Effects of carbon input on soil carbon stability and nitrogen dynamics

• Soil carbon stability and nitrogen dynamics in long-term experiment was analyzed.
• Application of FYM in addition to NPK produced greater size of resistant C pool.
• Additional carbon input in NPK plot had no effect on resistant carbon pool.
• Carbon stability significantly affected the N dynamics in soil.
• N availability in soil is linearly related with acid-hydrolyzable C pool.

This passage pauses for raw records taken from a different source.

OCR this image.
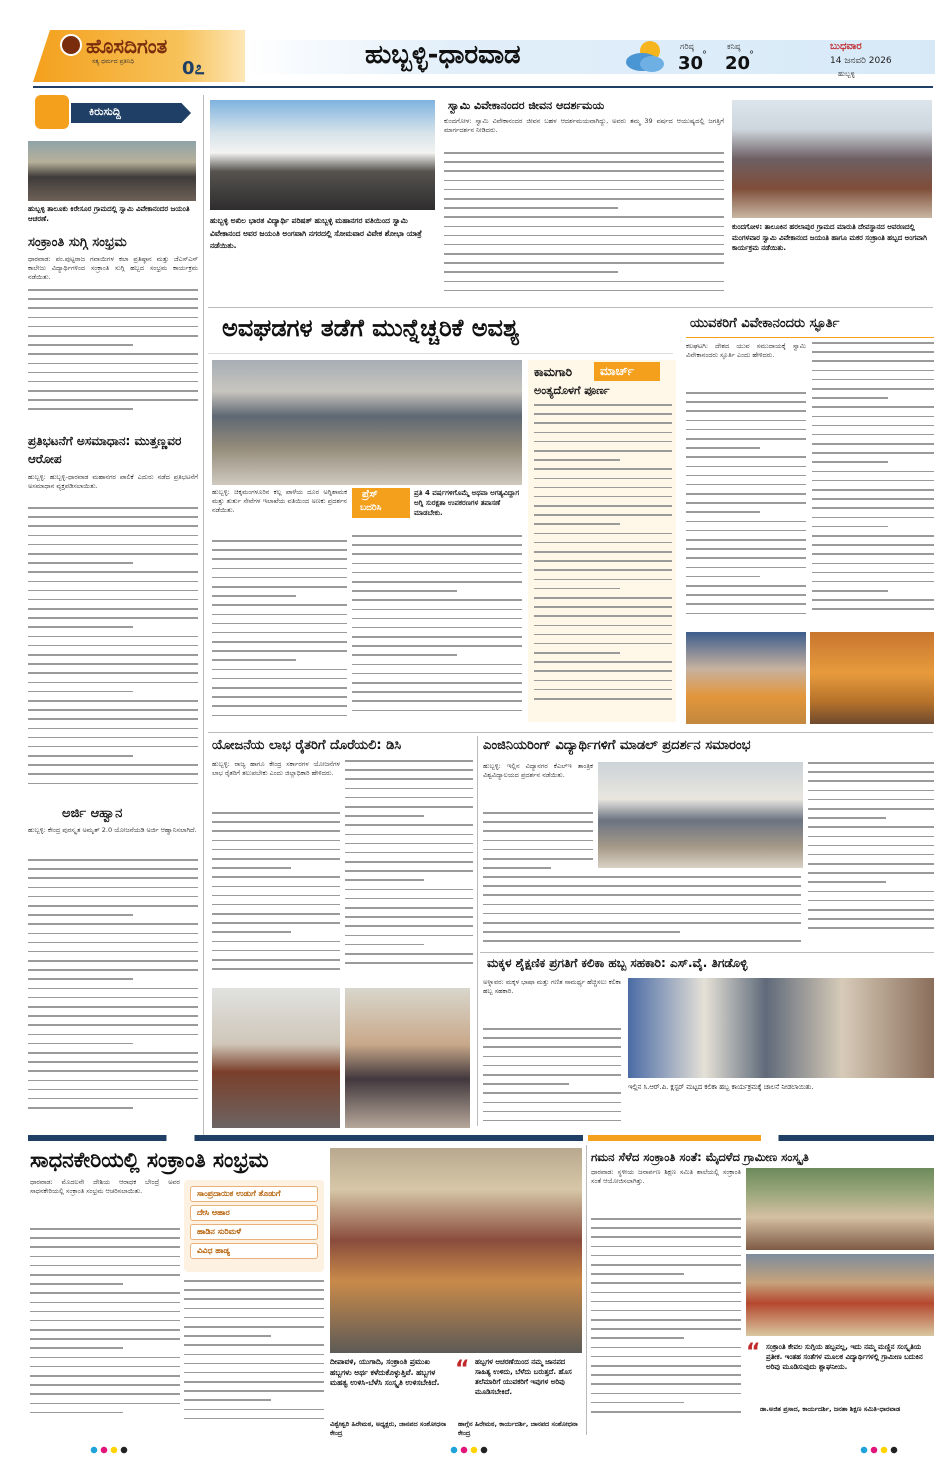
ಹೊಸದಿಗಂತ
ಸತ್ಯ ಧರ್ಮದ ಪ್ರತಿನಿಧಿ	0೭	ಹುಬ್ಬಳ್ಳಿ-ಧಾರವಾಡ	ಗರಿಷ್ಠ
30
°
ಕನಿಷ್ಠ
20
°
ಬುಧವಾರ
14 ಜನವರಿ 2026
ಹುಬ್ಬಳ್ಳಿ
ಕಿರುಸುದ್ದಿ
ಹುಬ್ಬಳ್ಳಿ ತಾಲೂಕು ಕಿರೇಸೂರ ಗ್ರಾಮದಲ್ಲಿ ಸ್ವಾಮಿ ವಿವೇಕಾನಂದರ ಜಯಂತಿ ಆಚರಣೆ.
ಸಂಕ್ರಾಂತಿ ಸುಗ್ಗಿ ಸಂಭ್ರಮ
ಧಾರವಾಡ: ಪಂ.ಪುಟ್ಟರಾಜ ಗವಾಯಿಗಳ ಕಲಾ ಪ್ರತಿಷ್ಠಾನ ಮತ್ತು ಜೆಎಸ್‌ಎಸ್ ಕಾಲೇಜು ವಿದ್ಯಾರ್ಥಿಗಳಿಂದ ಸಂಕ್ರಾಂತಿ ಸುಗ್ಗಿ ಹಬ್ಬದ ಸಂಭ್ರಮ ಕಾರ್ಯಕ್ರಮ ನಡೆಯಿತು.
ಪ್ರತಿಭಟನೆಗೆ ಅಸಮಾಧಾನ: ಮುತ್ತಣ್ಣವರ ಆರೋಪ
ಹುಬ್ಬಳ್ಳಿ: ಹುಬ್ಬಳ್ಳಿ-ಧಾರವಾಡ ಮಹಾನಗರ ಪಾಲಿಕೆ ಎದುರು ನಡೆದ ಪ್ರತಿಭಟನೆಗೆ ಅಸಮಾಧಾನ ವ್ಯಕ್ತಪಡಿಸಲಾಯಿತು.
ಅರ್ಜಿ ಆಹ್ವಾನ
ಹುಬ್ಬಳ್ಳಿ: ಕೇಂದ್ರ ಪುರಸ್ಕೃತ ಅಮೃತ್ 2.0 ಯೋಜನೆಯಡಿ ಅರ್ಜಿ ಆಹ್ವಾನಿಸಲಾಗಿದೆ.
ಹುಬ್ಬಳ್ಳಿ ಅಖಿಲ ಭಾರತ ವಿದ್ಯಾರ್ಥಿ ಪರಿಷತ್ ಹುಬ್ಬಳ್ಳಿ ಮಹಾನಗರ ವತಿಯಿಂದ ಸ್ವಾಮಿ ವಿವೇಕಾನಂದ ಅವರ ಜಯಂತಿ ಅಂಗವಾಗಿ ನಗರದಲ್ಲಿ ಸೋಮವಾರ ವಿವೇಕ ಶೋಭಾ ಯಾತ್ರೆ ನಡೆಯಿತು.
ಸ್ವಾಮಿ ವಿವೇಕಾನಂದರ ಜೀವನ ಆದರ್ಶಮಯ
ಕುಂದಗೋಳ: ಸ್ವಾಮಿ ವಿವೇಕಾನಂದರ ಜೀವನ ಬಹಳ ಆದರ್ಶಮಯವಾಗಿದ್ದು, ಅವರು ತಮ್ಮ 39 ವರ್ಷದ ಆಯುಷ್ಯದಲ್ಲಿ ಜಗತ್ತಿಗೆ ಮಾರ್ಗದರ್ಶನ ನೀಡಿದರು.
ಕುಂದಗೋಳ: ತಾಲೂಕಿನ ಹರಲಾಪುರ ಗ್ರಾಮದ ಮಾರುತಿ ದೇವಸ್ಥಾನದ ಆವರಣದಲ್ಲಿ ಮಂಗಳವಾರ ಸ್ವಾಮಿ ವಿವೇಕಾನಂದ ಜಯಂತಿ ಹಾಗೂ ಮಕರ ಸಂಕ್ರಾಂತಿ ಹಬ್ಬದ ಅಂಗವಾಗಿ ಕಾರ್ಯಕ್ರಮ ನಡೆಯಿತು.
ಅವಘಡಗಳ ತಡೆಗೆ ಮುನ್ನೆಚ್ಚರಿಕೆ ಅವಶ್ಯ
ಪ್ರೆಸ್
ಬದರಿಸಿ
ಪ್ರತಿ 4 ವರ್ಷಗಳಿಗೊಮ್ಮೆ ಅಥವಾ ಅಗತ್ಯವಿದ್ದಾಗ ಅಗ್ನಿ ಸುರಕ್ಷತಾ ಉಪಕರಣಗಳ ತಪಾಸಣೆ ಮಾಡಬೇಕು.
ಹುಬ್ಬಳ್ಳಿ: ಚಿಕ್ಕಮಂಗಳೂರಿನ ಕಲ್ಲ ಪಾಳೆಯ ದೂರ ಅಗ್ನಿಶಾಮಕ ಮತ್ತು ತುರ್ತು ಸೇವೆಗಳ ಇಲಾಖೆಯ ವತಿಯಿಂದ ಅಣಕು ಪ್ರದರ್ಶನ ನಡೆಯಿತು.
ಕಾಮಗಾರಿ ಮಾರ್ಚ್
ಅಂತ್ಯದೊಳಗೆ ಪೂರ್ಣ
ಯುವಕರಿಗೆ ವಿವೇಕಾನಂದರು ಸ್ಫೂರ್ತಿ
ಕಲಘಟಗಿ: ದೇಶದ ಯುವ ಸಮುದಾಯಕ್ಕೆ ಸ್ವಾಮಿ ವಿವೇಕಾನಂದರು ಸ್ಫೂರ್ತಿ ಎಂದು ಹೇಳಿದರು.
ಯೋಜನೆಯ ಲಾಭ ರೈತರಿಗೆ ದೊರೆಯಲಿ: ಡಿಸಿ
ಹುಬ್ಬಳ್ಳಿ: ರಾಜ್ಯ ಹಾಗೂ ಕೇಂದ್ರ ಸರ್ಕಾರಗಳ ಯೋಜನೆಗಳ ಲಾಭ ರೈತರಿಗೆ ತಲುಪಬೇಕು ಎಂದು ಜಿಲ್ಲಾಧಿಕಾರಿ ಹೇಳಿದರು.
ಎಂಜಿನಿಯರಿಂಗ್ ವಿದ್ಯಾರ್ಥಿಗಳಿಗೆ ಮಾಡಲ್ ಪ್ರದರ್ಶನ ಸಮಾರಂಭ
ಹುಬ್ಬಳ್ಳಿ: ಇಲ್ಲಿನ ವಿದ್ಯಾನಗರ ಕೆಎಲ್‌ಇ ತಾಂತ್ರಿಕ ವಿಶ್ವವಿದ್ಯಾಲಯದ ಪ್ರದರ್ಶನ ನಡೆಯಿತು.
ಮಕ್ಕಳ ಶೈಕ್ಷಣಿಕ ಪ್ರಗತಿಗೆ ಕಲಿಕಾ ಹಬ್ಬ ಸಹಕಾರಿ: ಎಸ್.ವೈ. ತಿಗಡೊಳ್ಳಿ
ಅಳ್ನಾವರ: ಮಕ್ಕಳ ಭಾಷಾ ಮತ್ತು ಗಣಿತ ಸಾಮರ್ಥ್ಯ ಹೆಚ್ಚಿಸಲು ಕಲಿಕಾ ಹಬ್ಬ ಸಹಕಾರಿ.
ಇಲ್ಲಿನ ಸಿ.ಆರ್.ಪಿ. ಕ್ಲಸ್ಟರ್ ಮಟ್ಟದ ಕಲಿಕಾ ಹಬ್ಬ ಕಾರ್ಯಕ್ರಮಕ್ಕೆ ಚಾಲನೆ ನೀಡಲಾಯಿತು.
ಸಾಧನಕೇರಿಯಲ್ಲಿ ಸಂಕ್ರಾಂತಿ ಸಂಭ್ರಮ
ಧಾರವಾಡ: ಮೊದಲನೇ ದೇಶಿಯ ಆರಾಧಕ ಬೇಂದ್ರೆ ಅವರ ಸಾಧನಕೇರಿಯಲ್ಲಿ ಸಂಕ್ರಾಂತಿ ಸಂಭ್ರಮ ಆಚರಿಸಲಾಯಿತು.	ಸಾಂಪ್ರದಾಯಿಕ ಉಡುಗೆ ತೊಡುಗೆ
ದೇಸಿ ಆಹಾರ
ಹಾಡಿನ ಸುರಿಮಳೆ
ವಿವಿಧ ಹಾಡ್ಯ
ದೀಪಾವಳಿ, ಯುಗಾದಿ, ಸಂಕ್ರಾಂತಿ ಪ್ರಮುಖ ಹಬ್ಬಗಳು ಅರ್ಥ ಕಳೆದುಕೊಳ್ಳುತ್ತಿವೆ. ಹಬ್ಬಗಳ ಮಹತ್ವ ಉಳಿಸಿ-ಬೆಳೆಸಿ ಸಂಸ್ಕೃತಿ ಉಳಿಸಬೇಕಿದೆ.
ವಿಶ್ವೇಶ್ವರಿ ಹಿರೇಮಠ, ಅಧ್ಯಕ್ಷರು, ಜಾನಪದ ಸಂಶೋಧನಾ ಕೇಂದ್ರ
“ ಹಬ್ಬಗಳ ಆಚರಣೆಯಿಂದ ನಮ್ಮ ಜಾನಪದ ಸಾಹಿತ್ಯ ಉಳಿದು, ಬೆಳೆದು ಬರುತ್ತದೆ. ಹೊಸ ತಲೆಮಾರಿಗೆ ಯುವಕರಿಗೆ ಇವುಗಳ ಅರಿವು ಮೂಡಿಸಬೇಕಿದೆ.
ಹಾಗ್ಗೆನ ಹಿರೇಮಠ, ಕಾರ್ಯದರ್ಶಿ, ಜಾನಪದ ಸಂಶೋಧನಾ ಕೇಂದ್ರ
ಗಮನ ಸೆಳೆದ ಸಂಕ್ರಾಂತಿ ಸಂತೆ: ಮೈದಳೆದ ಗ್ರಾಮೀಣ ಸಂಸ್ಕೃತಿ
ಧಾರವಾಡ: ಸ್ಥಳೀಯ ಜನಾರ್ಪಣ ಶಿಕ್ಷಣ ಸಮಿತಿ ಶಾಲೆಯಲ್ಲಿ ಸಂಕ್ರಾಂತಿ ಸಂತೆ ಆಯೋಜಿಸಲಾಗಿತ್ತು.
“ ಸಂಕ್ರಾಂತಿ ಕೇವಲ ಸುಗ್ಗಿಯ ಹಬ್ಬವಲ್ಲ, ಇದು ನಮ್ಮ ಮಣ್ಣಿನ ಸಂಸ್ಕೃತಿಯ ಪ್ರತೀಕ. ಇಂತಹ ಸಂತೆಗಳ ಮೂಲಕ ವಿದ್ಯಾರ್ಥಿಗಳಲ್ಲಿ ಗ್ರಾಮೀಣ ಬದುಕಿನ ಅರಿವು ಮೂಡಿಸುವುದು ಶ್ಲಾಘನೀಯ.
ಡಾ.ಅಜಿತ ಪ್ರಸಾದ, ಕಾರ್ಯದರ್ಶಿ, ಜನತಾ ಶಿಕ್ಷಣ ಸಮಿತಿ-ಧಾರವಾಡ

Improved understanding of the process of carbon (C) stabilization is critical to managing emissions from agricultural soils and optimizing crop yield. We assessed soil organic C (SOC) stability and nitrogen (N) dynamics in a long-term fertilization experiment (started in 1972) conducted at three different locations in India (Jabalpur-Vertisol, Palampur-Alfisol and Ranchi-Alfisol). We measured soil organic C (SOC), C pools and stocks in the treatments of no fertilization as control, inorganic fertilization as NPK and integrated fertilization as NPK + farm yard manure (FYM). Quantification of different SOC pools was done by a procedure of acid hydrolysis followed by a long-term (247 days) incubation study. Based on crop yield and C storage, NPK + FYM was the best treatment for improving crop productivity and SOC sequestration. Integrated fertilization for 38 years increased SOC across sites. In the NPK treatment, additional C input (3–9 times higher) in the form of root biomass did not significantly change C pools. Application of FYM in addition to NPK enhanced the acid non-hydrolysable fraction of SOC across sites. Stability of SOC significantly influenced N dynamics in soil and the availability of N in soil is correlated with the amount of C in the acid-hydrolysable pool (R2 = 0.64, p = 0.01) but not with SOC (R2 = 0.12, p = 0.01). Long-term use of chemical fertilizers did not significantly affect soil total N content.